Taken from ‘Journey to the Heart’
To be honest I am not sure I could have read this one before today and not scoffed at it.
I am feeling like I am in a place of balance right now, in a place of somewhat acceptance: the acceptance of the path, journey, diagnosis, and of it all.
I feel okay with where I am – I smile now sometimes without realizing it. I catch myself and I don’t know where it came from our why and think to myself maybe THIS right here and now is happiness.
I’m sitting here on the couch and reflecting – I realize what a STRONG factor J has been in me getting to this place both- that both she and E being there, helping guide me, helping me up after I fall.
I am grateful to them in SO many ways…for coming into my life, for pushing me into therapy, for getting me the help that I needed and for doing what you thought was best when I couldn’t find the courage to do it myself.
She has been an anchor for me this past year and a half, the lighthouse to guide me during the darkest of times, the family that needed and never ever thought I deserved.
I can’t begin to thank her for helping me get to a place where I can learn to self-love. For helping me up so I could get to this place…I could NEVER have done it without you.
She helped me think I was worth it and helped me see that I matter….do you have any idea how incredible that is? How lucky I feel?
A year and a half ago I couldn’t have said any of this, believed any of this and even on the days where I am crashing in the wave…I know it to be true.
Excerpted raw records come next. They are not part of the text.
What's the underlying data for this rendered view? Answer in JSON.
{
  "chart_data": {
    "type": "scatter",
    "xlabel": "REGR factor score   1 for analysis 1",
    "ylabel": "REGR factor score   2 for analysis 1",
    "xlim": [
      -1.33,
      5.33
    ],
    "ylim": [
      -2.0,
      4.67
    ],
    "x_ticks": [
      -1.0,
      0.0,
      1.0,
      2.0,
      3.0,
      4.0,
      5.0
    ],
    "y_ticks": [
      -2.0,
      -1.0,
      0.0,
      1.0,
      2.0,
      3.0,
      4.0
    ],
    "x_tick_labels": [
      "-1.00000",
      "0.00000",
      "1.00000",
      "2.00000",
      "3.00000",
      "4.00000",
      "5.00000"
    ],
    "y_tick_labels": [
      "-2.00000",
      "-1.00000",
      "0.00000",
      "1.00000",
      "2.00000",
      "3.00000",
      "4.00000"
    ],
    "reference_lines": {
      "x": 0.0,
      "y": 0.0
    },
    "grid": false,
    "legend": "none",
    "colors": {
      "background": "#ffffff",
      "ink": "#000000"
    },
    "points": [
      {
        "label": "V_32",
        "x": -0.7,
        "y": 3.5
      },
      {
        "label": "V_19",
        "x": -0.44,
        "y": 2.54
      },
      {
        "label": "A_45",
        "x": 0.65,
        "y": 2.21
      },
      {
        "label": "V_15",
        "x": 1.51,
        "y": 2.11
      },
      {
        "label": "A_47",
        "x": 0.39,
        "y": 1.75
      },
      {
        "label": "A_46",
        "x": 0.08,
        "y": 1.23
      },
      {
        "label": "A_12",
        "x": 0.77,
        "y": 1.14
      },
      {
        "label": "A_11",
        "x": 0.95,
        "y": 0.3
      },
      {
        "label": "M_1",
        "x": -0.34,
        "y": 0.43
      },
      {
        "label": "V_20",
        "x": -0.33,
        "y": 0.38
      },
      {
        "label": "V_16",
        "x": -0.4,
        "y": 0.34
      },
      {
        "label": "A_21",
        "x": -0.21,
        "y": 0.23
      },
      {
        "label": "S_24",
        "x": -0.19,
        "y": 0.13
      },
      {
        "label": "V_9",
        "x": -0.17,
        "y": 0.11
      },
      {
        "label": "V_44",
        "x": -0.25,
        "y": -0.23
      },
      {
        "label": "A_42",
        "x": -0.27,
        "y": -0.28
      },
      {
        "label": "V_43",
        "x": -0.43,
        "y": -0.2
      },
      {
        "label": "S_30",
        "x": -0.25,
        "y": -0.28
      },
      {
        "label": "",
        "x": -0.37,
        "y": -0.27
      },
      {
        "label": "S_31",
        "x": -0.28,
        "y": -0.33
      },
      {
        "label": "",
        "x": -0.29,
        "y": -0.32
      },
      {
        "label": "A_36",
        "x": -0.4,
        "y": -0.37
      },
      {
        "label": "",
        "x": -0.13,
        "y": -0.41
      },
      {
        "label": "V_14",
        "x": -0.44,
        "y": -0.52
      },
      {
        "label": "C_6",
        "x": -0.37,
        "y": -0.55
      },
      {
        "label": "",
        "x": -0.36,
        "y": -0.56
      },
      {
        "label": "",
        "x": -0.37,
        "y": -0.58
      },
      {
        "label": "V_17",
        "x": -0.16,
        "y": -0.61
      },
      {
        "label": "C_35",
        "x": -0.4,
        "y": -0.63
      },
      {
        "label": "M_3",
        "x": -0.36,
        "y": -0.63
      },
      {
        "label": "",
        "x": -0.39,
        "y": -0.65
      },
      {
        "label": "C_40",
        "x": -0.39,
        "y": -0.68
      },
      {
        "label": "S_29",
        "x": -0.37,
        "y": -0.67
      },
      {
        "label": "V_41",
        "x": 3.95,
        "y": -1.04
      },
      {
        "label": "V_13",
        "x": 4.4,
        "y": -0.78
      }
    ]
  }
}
I know that *I* did all the work – I know that only *I* can practice the power of self love but I also know that if J didn’t help me to believe that I was worth it I never would have gotten here…E has done a TON in regards to my mental health, my skills practice, ways to let the emotions come and go…but she cared about me even before I was in therapy. She saw something in me the day she met me and has ALWAYS been there right beside me to help me see it.
I am crying happy tears right now…happy tears thinking about how much my friendship with J has changed me, how much it has lifted me up. How much MM, JS and M mean to me and how important they are in my life.
These tears are for how proud for how honored that they are in my life, how much it means to me that they care about me.
I would NOT be here on this earth if J hadn’t called me in for an interview…I know this for a fact. I hadn’t planned on living to see 2012…I felt worthless, alone, unlovable…getting this job was the greatest thing to EVER happen to me. I was MEANT to get this job, to come into their lives…I thank my angel in heaven B for it.
I am now able to know I have value and purpose and WORTH in life…that is a feeling I can not begin to even put into words. I cry happy tears for myself, for J, for MM, JS and M…I am truly blessed.